Roskam, Vargas, Portman, Cardin Introduce Anti-BDS Bill

Mar 23, 2017
Press Release

Washington, D.C. — Today, U.S. Representatives Peter J. Roskam (R-IL), Co-Chair of the GOP Israel Caucus, Juan Vargas (D-CA), Lee Zeldin (R-NY), and Brad Sherman (D-CA) introduced the Israel Anti-Boycott Act, legislation to further combat the anti-Israel Boycott, Divestment, and Sanctions (BDS) Movement.

In the United States Senate, a companion bill was introduced by U.S. Senators Rob Portman (R-OH) and Ben Cardin (D-MD).

Rep. Roskam released the following statement:

“The BDS movement is nothing more and nothing less than the latest attempt by Israel’s enemies to destroy the Jewish State. After their repeated military conquests ended in failure, they have now turned to economic means in the hopes of achieving the same outcome. Thankfully, the United States Congress – and the American people – will not stand for it. We will oppose all forms of economic warfare against Israel and Israelis.”

Rep.
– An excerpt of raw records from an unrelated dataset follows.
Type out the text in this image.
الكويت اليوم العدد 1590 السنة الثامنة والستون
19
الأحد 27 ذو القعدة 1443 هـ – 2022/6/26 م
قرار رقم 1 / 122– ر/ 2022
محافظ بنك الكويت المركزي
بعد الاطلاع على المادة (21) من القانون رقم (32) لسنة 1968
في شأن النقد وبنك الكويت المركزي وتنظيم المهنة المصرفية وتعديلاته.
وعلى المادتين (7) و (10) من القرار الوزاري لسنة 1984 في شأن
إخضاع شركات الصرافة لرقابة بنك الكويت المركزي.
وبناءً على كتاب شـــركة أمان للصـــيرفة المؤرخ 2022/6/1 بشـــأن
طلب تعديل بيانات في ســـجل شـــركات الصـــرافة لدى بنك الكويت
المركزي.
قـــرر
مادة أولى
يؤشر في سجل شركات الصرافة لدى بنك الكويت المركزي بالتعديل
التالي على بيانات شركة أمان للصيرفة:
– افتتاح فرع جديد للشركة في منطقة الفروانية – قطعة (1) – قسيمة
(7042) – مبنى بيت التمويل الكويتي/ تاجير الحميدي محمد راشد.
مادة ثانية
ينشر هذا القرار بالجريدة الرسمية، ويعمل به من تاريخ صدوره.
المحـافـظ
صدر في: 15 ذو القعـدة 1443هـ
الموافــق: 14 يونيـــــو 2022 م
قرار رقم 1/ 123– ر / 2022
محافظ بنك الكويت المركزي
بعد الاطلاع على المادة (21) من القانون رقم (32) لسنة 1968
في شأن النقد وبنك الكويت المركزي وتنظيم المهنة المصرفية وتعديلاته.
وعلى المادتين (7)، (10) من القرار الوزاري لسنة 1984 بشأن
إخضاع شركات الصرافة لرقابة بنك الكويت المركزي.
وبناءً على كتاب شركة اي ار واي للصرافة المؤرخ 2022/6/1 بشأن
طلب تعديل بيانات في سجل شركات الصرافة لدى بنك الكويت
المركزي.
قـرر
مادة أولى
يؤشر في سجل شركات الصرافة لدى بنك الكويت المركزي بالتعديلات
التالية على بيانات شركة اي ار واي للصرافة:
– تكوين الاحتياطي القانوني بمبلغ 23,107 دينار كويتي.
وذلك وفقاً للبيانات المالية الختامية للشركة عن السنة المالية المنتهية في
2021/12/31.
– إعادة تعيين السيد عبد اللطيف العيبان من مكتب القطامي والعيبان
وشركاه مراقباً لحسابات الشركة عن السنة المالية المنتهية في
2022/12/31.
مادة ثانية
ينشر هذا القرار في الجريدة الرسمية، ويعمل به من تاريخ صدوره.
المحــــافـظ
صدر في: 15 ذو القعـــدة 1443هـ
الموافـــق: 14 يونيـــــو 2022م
Vargas released the following statement:

"The United States must make it clear that it will not tolerate any international efforts to boycott, divest from, or sanction Israel. Opponents of Israel cannot continue to threaten its security or force a solution between Israelis and the Palestinians. We must continue to support Israel and reaffirm our long-standing commitment to strongly oppose any efforts that delegitimize and undermine our ally."

Sen. Portman released the following statement:

“This bipartisan legislation sends a clear message that politically-motivated boycotts of Israel are unacceptable to the United States. I’m pleased to introduce this bill that says the United States stands against illegitimate attempts to isolate our ally Israel or impose policy solutions to issues that can only be resolved through direct negotiations between the Israelis and the Palestinians.”

Sen. Cardin released the following statement:

“The United States should bring its foreign policy and its economic institutions, its relationships, and its leverage to bear to combat boycott, divestment, and sanctions actions against Israel. We should not stand idle when foreign countries or international governmental organizations use BDS tactics to isolate one of our key allies. We cannot allow these attempts to bypass direct negotiations between Israel and the Palestinians to go unchecked.”

Background

Last year, the United Nations Human Rights Council (UNHRC) targeted Israel with a commercial boycott, calling for the creation of a database—akin to a “blacklist”—of companies that operate in or have business relationships beyond Israel’s 1949 Armistice Lines, including East Jerusalem.  The U.S. State Department expressed opposition following the UNHRC resolution’s adoption in March 2016.

This week, building upon the “blacklist” resolution, the UNHRC is considering a resolution to withhold assistance from and halt trade with “territories occupied since 1967”, including the West Bank, East Jerusalem and the Golan Heights.  Under the resolution, businesses who engage in economic activity in these areas could face civil or criminal legal action.

The Israel Anti-Boycott Act would formally state Congress’s opposition to the UNHRC resolutions to create a “blacklist” and boycott. To prevent the implementation of similar “blacklists” or boycotts in the future, it would amend the Export Administration Act of 1979 to prohibit boycotts or requests for boycotts imposed by international governmental organizations against Israel—similar to prohibitions already in place with respect to boycotts imposed by foreign countries. The legislation would also ensure that the Export Import Bank considers BDS issues when evaluating potential credit applications.

Per the text of the legislation, the Israel Anti-Boycott Act does not “alter the established policy of the United States or establish new United States policy concerning final status issues associated with the Arab-Israel conflict, including border delineation that can only be resolved through direct negotiations between the parties.” The Act does not make any U.S. policy statement about Israeli settlements. Consistent with U.S. policy, the Act is only about opposing politically-motivated commercial actions aimed at delegitimizing Israel and pressuring Israel into unilateral concessions outside the bounds of direct Israeli-Palestinian negotiations.